Singapore becomes most desired home for wealthy in Asia. .

Singapore has become the most desired Asian destination of residence for the internationally mobile population of multi-millionaires because of the quality of life the country offers, finds a survey by RBC Wealth Management.

Nearly a third of the rich who work and live outside their home country in the Asia-Pacific prefers Singapore ahead of Hong Kong, the second popular country in the region, according to a joint survey published by RBC, a part of the Toronto-based Royal Bank of Canada, and The Economist Intelligence Unit, a unit of the London-based The Economist Group.

"High net worth individuals with global outlooks for their businesses and families are choosing Singapore to live and invest in," said Barend Janssens, head of RBC's wealth-management unit for emerging markets in Singapore.

"Singapore always has this quality as a safe haven, not just for your money, but also for your family," Wai Ho Leong, a Barclays economist in Singapore told Bloomberg.

Up to 89 percent of the people ranked the quality of life while 83 percent felt the country's political stability as important for choosing Singapore as their place for residence. Other factors such as better infrastructure and educational opportunities also counted in favour of Singapore.

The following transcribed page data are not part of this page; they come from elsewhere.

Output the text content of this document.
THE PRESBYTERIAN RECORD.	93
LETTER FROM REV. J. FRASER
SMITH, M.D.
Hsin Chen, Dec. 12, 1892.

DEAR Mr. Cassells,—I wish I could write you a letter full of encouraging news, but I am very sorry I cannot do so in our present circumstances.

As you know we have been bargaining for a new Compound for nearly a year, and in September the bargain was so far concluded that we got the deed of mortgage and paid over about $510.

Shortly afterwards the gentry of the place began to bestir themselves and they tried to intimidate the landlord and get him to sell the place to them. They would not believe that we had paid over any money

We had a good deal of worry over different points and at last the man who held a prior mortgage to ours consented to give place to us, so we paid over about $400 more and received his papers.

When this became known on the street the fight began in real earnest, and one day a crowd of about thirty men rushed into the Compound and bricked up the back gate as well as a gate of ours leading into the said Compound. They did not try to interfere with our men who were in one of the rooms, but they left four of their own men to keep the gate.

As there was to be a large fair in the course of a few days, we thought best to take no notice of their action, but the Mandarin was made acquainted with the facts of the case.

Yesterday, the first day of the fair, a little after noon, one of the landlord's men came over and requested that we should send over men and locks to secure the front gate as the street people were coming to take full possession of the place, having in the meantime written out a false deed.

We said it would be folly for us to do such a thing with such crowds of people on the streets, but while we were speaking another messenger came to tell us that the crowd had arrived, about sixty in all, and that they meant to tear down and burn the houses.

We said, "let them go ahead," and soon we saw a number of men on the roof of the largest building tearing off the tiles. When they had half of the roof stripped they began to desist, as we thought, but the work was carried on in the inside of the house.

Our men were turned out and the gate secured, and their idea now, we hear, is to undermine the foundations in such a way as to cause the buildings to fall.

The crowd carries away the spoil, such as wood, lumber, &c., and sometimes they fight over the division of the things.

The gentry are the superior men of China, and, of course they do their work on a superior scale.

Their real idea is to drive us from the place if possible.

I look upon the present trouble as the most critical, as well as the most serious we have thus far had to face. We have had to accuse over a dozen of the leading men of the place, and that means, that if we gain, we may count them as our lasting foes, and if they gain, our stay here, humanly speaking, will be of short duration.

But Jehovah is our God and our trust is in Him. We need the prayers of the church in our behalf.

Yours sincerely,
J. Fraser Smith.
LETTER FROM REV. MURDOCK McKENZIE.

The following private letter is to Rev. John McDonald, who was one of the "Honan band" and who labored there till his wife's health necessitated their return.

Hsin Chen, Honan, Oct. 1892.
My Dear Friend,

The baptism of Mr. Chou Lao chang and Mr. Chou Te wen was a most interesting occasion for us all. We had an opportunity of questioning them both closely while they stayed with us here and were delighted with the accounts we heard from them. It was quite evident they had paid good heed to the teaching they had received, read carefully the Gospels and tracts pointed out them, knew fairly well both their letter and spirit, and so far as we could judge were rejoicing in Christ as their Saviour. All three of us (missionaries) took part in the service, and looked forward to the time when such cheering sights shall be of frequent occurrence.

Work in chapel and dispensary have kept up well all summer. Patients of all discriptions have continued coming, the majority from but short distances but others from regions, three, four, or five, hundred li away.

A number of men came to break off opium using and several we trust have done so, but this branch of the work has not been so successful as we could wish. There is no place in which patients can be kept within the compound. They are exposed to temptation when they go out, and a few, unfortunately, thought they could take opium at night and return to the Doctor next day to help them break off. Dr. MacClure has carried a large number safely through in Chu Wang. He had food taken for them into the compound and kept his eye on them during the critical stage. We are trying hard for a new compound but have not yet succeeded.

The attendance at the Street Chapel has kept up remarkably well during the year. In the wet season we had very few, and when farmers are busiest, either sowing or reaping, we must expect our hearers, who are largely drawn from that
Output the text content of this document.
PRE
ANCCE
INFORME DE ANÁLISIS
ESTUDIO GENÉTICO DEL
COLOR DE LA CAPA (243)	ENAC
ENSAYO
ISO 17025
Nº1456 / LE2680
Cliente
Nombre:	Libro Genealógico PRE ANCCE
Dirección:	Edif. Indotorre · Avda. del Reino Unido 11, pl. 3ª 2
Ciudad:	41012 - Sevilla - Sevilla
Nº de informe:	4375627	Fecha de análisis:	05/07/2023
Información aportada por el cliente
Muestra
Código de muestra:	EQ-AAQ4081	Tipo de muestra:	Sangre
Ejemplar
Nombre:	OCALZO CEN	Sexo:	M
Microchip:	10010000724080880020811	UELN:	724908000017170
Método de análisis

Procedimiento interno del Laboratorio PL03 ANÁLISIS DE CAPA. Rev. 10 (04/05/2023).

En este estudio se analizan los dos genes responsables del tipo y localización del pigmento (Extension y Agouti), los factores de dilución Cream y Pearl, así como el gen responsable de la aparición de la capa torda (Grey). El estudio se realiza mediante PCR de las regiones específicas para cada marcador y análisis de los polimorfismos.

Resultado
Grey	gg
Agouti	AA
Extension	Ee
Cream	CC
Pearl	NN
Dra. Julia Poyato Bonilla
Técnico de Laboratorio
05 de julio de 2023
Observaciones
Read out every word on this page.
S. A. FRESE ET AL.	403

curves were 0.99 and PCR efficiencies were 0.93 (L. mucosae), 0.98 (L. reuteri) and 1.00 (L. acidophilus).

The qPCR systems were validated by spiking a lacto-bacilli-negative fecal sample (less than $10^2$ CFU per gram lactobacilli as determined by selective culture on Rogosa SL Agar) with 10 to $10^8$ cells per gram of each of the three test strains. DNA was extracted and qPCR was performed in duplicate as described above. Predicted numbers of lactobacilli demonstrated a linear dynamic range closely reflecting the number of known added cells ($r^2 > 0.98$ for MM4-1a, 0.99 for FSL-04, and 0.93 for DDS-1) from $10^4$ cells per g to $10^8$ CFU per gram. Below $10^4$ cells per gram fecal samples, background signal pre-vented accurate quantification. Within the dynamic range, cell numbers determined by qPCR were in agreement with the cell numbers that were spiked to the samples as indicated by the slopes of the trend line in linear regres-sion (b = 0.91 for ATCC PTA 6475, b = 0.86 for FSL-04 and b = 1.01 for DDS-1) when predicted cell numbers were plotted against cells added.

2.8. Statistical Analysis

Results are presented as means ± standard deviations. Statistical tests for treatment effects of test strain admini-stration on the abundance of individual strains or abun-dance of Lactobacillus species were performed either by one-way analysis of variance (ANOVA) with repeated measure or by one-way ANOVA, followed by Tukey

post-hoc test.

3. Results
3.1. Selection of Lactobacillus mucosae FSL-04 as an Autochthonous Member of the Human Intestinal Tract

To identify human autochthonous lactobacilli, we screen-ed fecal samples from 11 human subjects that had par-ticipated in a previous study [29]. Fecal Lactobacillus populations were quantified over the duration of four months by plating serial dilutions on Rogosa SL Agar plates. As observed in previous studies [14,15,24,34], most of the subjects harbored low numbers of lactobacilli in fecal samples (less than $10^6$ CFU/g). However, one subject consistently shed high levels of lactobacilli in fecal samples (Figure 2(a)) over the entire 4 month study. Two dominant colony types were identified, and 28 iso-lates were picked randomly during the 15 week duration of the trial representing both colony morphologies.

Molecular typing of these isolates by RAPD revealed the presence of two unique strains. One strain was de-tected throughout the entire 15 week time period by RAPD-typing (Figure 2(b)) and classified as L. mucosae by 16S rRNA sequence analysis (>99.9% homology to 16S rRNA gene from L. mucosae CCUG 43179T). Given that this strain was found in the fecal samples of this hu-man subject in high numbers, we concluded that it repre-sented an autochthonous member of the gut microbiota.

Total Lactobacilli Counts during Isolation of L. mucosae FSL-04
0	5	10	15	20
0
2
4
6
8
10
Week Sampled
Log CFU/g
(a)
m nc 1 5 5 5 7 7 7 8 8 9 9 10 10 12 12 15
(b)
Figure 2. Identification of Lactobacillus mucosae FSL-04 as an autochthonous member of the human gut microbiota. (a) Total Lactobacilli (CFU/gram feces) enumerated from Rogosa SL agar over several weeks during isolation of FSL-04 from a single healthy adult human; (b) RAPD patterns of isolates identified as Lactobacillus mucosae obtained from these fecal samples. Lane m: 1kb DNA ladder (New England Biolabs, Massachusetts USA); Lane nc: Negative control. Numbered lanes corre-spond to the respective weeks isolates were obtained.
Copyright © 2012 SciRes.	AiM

However, Singapore is struggling with high inflation and property prices as a result of economic growth and population expansion in recent years. Inflation is forecast to be over 4.5 percent in 2012.

Real estate remained to be the most preferred asset for the internationally mobile wealthy, says the survey which shows that 23 percent of those in Singapore reported a "high propensity" for real estate investment compared with seven percent in North America.

According to recent government data, the private residential price index climbed to a record high rising by 0.6 percent rise to 208.2 points in the three months ended 30 September. This prompted the government to curb home loans and restrict property development to avoid a housing bubble.